Most devices that you can buy for under $400 now run on ARM chips (frequently Mediatek). We're talking tablets (with keyboards), convertibles, even outright laptops (i.e. "netbooks"). These things qualify as computers. They are replacing traditional laptops, just as those replaced desktops.
If we're looking at sub-$400 computers, especially on ARM, it seems like we have to include the large segment of ChromeOS devices that only run Linux out of the box (or at all, generally).
Referring to Intel Chromebooks (i.e. laptops), that segment is now dwindling in size much as its predecessor (Intel Windows netbooks) did a few years ago. Most low-end ChromeOS devices now run on ARM. And Android is nipping at their heels.
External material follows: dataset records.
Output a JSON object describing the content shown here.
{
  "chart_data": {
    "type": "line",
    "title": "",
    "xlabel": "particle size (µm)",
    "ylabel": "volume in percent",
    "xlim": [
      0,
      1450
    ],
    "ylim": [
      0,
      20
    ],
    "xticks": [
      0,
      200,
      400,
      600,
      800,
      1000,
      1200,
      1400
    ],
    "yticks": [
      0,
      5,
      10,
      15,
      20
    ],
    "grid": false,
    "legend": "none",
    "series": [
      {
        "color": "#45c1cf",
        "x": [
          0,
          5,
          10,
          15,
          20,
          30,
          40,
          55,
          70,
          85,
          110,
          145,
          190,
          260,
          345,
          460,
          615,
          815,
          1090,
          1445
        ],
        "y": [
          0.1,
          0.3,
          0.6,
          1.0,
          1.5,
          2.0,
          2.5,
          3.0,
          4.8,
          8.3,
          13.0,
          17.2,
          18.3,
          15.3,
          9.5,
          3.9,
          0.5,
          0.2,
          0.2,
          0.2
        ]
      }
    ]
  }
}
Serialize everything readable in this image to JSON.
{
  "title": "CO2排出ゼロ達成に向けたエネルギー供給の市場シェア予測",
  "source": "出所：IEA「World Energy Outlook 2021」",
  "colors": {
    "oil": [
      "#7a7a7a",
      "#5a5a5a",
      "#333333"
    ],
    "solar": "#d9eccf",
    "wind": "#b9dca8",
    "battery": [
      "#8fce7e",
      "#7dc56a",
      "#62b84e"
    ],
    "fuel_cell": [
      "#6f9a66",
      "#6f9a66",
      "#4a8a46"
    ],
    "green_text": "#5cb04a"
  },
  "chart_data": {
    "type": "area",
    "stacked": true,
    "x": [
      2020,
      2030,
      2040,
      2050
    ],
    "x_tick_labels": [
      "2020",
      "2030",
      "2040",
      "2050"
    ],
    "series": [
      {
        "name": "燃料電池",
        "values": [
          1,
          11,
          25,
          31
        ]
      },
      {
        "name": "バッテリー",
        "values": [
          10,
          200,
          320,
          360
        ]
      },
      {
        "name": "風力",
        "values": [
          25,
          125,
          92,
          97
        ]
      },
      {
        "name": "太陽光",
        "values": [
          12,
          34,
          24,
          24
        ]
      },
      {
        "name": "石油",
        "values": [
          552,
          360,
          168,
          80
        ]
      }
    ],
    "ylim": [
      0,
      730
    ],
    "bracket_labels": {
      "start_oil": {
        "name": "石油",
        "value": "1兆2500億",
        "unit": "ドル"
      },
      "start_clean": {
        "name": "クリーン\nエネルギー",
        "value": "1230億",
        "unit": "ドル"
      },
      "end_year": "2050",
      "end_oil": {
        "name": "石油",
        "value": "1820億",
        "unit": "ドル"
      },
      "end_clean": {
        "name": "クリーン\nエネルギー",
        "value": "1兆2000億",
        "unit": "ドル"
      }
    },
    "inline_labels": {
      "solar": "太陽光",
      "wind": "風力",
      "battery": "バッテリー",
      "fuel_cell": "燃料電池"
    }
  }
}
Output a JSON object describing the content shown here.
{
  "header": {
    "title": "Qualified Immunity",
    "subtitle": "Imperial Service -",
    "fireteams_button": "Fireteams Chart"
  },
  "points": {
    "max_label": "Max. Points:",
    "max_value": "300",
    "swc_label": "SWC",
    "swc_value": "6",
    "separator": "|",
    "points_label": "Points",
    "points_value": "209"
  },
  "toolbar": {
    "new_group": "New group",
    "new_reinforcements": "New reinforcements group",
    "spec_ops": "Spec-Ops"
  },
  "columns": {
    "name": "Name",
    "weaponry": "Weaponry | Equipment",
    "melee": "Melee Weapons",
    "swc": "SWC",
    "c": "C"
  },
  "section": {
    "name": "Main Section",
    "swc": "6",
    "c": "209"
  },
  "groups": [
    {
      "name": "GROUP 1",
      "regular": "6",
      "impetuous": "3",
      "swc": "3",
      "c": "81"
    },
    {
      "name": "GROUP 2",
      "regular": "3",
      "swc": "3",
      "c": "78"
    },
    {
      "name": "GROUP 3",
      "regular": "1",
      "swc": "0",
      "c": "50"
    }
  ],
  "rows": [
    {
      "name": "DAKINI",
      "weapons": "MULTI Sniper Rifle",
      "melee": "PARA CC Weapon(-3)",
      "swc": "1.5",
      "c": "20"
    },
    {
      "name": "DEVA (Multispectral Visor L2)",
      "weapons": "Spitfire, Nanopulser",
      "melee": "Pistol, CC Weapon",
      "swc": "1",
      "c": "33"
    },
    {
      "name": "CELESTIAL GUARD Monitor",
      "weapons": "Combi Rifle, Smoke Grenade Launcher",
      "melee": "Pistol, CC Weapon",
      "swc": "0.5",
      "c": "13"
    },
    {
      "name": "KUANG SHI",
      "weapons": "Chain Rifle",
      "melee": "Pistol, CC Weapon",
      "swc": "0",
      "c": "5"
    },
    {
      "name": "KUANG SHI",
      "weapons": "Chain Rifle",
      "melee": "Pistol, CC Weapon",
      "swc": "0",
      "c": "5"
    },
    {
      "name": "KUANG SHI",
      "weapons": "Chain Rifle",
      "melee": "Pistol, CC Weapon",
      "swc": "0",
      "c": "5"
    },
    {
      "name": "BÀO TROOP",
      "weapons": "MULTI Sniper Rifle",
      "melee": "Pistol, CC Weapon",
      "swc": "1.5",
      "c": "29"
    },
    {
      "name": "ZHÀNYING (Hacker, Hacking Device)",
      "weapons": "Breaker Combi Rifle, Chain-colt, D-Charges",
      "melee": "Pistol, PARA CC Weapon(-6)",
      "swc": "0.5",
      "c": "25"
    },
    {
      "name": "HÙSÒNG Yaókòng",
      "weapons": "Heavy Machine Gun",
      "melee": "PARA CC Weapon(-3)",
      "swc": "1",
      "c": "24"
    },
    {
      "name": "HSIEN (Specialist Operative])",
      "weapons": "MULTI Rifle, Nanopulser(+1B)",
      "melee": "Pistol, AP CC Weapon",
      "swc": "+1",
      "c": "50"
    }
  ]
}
Sure. And all of those devices run Linux. Some of them even run other Linux OSs decently; one of my daily drivers is an ARM Chromebook running postmarketos.
It is not trivial to get FOSS Linux onto a write-protected Intel Chromebook, compared to a Windows netbook of yore. It is harder still to get it onto an ARM Chromebook or Android tablet. PostmarketOS is a bit simpler (or at least better documented) but it is not a full Linux distro.
Installing a fully-fledged FOSS OS on low-end general-purpose computing hardware is getting harder. Certainly for the non-techies who have to be part of FOSS if it is to survive.
Most devices in that class I see run some vendor flavor of Android or ChromeOS and not Windows, so definitionally speaking they do run Linux out of the box.
Yes but it's a bit academic. The problem is that getting a FOSS distro of Linux onto low-end general-purpose computing hardware is harder now than it was a decade ago. I speak from bitter recent experience.
Oh, I know perfectly well what you mean. The move to the SoC paradigm has serious implications for the future of computing freedom. I can't imagine how we might be able to fight this crap, realistically.